Background: Severe maternal morbidity is an unintended, adverse outcome of the pregnancy or the process of labor and delivery that causes short and long-term consequences to women’s and infants’ health. The prevalence of severe maternal morbidity has been increasing, from 5 to 14 cases per every 1,000 births from 1994 to 2014, and is estimated to increase over time.
Previous studies have shown an association between gestational diabetes and pregnancy complications including hypertension, preeclampsia, and preterm birth. We assessed the association of representative biomarkers with severe maternal morbidity among women with gestational diabetes.
Methods: This cohort study used data collected from common data model database at a single tertiary center in Seoul, Korea during 2004-2019. All patients with indication of gestational diabetes were included in the study. Cases were all women who experienced severe maternal morbidity using the ICD-10 codes identified by the Centers for Disease Control and Prevention.
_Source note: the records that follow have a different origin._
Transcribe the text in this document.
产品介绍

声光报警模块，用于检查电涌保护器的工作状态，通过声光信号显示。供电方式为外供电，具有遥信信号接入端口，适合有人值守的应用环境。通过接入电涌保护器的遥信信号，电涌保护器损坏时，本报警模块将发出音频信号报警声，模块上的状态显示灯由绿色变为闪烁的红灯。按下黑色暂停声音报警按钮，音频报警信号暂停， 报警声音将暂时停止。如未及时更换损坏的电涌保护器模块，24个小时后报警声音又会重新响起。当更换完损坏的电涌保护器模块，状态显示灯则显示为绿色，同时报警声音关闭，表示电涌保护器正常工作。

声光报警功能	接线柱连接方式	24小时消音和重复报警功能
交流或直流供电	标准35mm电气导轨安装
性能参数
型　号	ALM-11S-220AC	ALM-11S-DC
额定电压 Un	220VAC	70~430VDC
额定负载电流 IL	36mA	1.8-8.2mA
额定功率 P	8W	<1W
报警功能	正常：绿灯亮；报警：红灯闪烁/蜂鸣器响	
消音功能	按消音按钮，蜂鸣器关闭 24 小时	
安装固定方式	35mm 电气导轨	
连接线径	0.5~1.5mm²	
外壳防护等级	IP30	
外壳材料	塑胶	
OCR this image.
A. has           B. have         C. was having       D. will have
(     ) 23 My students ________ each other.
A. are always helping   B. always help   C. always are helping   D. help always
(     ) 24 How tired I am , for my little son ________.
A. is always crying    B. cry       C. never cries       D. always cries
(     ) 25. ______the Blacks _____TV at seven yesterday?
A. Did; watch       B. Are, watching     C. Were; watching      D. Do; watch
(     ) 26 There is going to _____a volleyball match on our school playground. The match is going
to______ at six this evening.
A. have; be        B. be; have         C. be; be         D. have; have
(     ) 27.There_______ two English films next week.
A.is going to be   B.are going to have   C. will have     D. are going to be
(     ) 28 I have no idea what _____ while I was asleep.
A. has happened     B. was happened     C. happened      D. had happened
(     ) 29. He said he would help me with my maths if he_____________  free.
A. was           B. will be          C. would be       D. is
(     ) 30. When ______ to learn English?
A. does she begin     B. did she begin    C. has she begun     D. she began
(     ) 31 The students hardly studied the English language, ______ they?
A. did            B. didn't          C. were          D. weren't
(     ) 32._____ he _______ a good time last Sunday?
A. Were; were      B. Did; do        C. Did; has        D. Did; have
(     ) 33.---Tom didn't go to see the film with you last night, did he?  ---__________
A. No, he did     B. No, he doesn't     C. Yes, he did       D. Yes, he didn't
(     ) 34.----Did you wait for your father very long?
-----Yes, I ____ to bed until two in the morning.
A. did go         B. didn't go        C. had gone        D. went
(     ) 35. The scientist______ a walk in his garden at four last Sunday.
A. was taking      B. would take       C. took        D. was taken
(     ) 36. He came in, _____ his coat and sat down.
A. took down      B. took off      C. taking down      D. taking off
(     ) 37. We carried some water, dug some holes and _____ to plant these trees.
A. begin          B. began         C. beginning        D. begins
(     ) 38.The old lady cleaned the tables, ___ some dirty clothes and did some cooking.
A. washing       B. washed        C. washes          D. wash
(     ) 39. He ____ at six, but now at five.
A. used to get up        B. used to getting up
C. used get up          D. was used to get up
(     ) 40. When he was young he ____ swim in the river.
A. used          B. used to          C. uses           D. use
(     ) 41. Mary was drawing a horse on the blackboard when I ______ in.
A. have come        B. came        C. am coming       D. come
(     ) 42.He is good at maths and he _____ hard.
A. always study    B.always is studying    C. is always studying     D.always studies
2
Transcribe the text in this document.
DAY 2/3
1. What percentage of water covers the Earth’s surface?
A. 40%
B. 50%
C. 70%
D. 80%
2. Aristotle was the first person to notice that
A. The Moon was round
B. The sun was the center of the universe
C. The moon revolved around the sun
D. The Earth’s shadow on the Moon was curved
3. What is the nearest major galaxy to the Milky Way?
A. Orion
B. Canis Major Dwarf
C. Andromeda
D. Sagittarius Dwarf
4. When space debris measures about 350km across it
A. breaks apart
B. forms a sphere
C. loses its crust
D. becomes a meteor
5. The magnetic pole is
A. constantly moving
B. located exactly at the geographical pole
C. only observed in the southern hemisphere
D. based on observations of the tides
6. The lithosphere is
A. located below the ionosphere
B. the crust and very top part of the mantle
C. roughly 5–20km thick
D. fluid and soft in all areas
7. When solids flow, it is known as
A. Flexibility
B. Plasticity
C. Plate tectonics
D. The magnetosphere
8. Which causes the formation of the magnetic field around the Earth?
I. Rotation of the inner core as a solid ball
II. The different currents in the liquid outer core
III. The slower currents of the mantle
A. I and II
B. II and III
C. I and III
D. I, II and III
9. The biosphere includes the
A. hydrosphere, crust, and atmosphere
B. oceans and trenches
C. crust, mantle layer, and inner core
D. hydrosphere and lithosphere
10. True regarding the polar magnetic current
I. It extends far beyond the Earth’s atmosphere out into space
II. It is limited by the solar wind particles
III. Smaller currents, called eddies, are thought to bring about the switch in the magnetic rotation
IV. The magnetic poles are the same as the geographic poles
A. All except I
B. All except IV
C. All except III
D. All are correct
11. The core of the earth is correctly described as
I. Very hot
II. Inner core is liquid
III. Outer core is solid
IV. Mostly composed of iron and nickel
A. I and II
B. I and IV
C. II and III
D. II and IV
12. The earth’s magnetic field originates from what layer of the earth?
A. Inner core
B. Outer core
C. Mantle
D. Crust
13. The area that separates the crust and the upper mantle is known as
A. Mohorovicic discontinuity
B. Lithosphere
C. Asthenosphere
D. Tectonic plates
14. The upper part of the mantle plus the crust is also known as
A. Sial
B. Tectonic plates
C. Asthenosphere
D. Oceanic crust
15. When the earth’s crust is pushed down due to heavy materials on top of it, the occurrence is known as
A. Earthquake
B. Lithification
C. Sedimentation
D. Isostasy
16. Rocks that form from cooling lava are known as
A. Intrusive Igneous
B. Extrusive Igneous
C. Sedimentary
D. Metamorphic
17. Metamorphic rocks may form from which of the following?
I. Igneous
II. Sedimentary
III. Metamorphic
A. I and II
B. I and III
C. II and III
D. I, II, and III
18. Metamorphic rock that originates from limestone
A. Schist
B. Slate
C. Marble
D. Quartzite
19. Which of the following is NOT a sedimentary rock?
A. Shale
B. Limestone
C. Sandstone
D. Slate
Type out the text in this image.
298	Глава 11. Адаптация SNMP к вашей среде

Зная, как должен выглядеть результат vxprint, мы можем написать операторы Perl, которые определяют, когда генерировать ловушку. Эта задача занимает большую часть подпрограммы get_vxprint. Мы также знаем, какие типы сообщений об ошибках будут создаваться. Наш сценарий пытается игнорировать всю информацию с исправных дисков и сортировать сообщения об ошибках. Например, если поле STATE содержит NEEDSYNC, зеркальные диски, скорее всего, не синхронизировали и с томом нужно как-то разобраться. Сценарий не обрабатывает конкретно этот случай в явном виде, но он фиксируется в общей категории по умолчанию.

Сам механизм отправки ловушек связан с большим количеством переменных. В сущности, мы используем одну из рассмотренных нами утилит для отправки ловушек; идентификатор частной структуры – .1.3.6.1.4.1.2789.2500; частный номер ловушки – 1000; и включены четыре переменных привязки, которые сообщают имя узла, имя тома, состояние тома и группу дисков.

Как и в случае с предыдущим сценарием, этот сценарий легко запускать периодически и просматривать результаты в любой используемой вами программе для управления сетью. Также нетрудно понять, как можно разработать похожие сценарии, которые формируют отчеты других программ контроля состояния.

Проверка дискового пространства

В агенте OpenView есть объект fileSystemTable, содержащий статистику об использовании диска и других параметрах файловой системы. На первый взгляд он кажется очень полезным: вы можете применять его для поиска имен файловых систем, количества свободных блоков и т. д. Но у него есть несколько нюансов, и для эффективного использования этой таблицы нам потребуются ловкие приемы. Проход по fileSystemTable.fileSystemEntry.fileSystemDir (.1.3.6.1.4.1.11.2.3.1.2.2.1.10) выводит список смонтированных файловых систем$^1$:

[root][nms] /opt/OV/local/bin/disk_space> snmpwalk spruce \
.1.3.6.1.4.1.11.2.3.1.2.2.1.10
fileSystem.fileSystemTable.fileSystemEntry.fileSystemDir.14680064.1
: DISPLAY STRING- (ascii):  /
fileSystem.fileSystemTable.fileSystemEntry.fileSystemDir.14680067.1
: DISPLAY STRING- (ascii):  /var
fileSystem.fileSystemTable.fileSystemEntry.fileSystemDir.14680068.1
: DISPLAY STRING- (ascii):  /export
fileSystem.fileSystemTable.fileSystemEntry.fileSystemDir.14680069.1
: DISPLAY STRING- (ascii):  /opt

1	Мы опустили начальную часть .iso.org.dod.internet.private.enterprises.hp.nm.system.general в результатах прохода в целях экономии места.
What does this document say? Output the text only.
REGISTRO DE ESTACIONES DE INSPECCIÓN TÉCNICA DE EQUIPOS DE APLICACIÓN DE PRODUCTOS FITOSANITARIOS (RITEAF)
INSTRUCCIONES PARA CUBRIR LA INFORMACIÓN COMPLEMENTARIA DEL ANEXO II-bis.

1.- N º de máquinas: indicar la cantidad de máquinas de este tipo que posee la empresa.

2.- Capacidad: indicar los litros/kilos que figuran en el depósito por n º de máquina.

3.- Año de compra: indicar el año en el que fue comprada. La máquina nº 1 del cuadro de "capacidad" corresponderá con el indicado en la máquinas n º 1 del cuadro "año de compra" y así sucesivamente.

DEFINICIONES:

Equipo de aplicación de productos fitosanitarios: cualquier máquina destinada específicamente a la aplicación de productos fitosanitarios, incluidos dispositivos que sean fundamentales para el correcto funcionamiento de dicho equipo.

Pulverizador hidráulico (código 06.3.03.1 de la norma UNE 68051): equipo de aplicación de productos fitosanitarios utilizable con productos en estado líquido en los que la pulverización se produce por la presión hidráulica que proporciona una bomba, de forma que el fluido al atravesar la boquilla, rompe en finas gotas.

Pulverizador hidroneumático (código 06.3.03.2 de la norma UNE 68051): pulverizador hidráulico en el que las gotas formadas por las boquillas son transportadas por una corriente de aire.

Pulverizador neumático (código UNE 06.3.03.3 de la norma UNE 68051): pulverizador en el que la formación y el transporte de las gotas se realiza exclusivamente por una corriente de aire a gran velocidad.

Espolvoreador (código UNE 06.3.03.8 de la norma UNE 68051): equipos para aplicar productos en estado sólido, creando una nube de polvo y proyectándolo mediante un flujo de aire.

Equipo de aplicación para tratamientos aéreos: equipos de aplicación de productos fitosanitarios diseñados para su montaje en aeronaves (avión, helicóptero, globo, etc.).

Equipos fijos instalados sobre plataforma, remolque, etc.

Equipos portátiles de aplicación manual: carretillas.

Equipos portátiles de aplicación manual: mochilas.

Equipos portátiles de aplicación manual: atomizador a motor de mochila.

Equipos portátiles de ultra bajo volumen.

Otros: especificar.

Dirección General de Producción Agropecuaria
We assessed associations between representative biomarkers and severe maternal morbidity, using t-test and multivariable logistic regression models.
Results: Among 15,096 women who gave birth, the prevalence of gestational diabetes was 9.19% (n=1,388). Among those, 329 (23.7%) developed severe maternal morbidity during pregnancy. HbA1c, triglyceride, and fasting blood sugar were higher among women with severe maternal morbidity (p<0.05) and younger age showed association (p<0.01) with severe maternal morbidity.
Conclusion: This study showed that gestational diabetes was highly associated with severe maternal morbidity. Blood glucose and lipid metabolism were shown to be associated factors with severe maternal morbidity among women with gestational diabetes.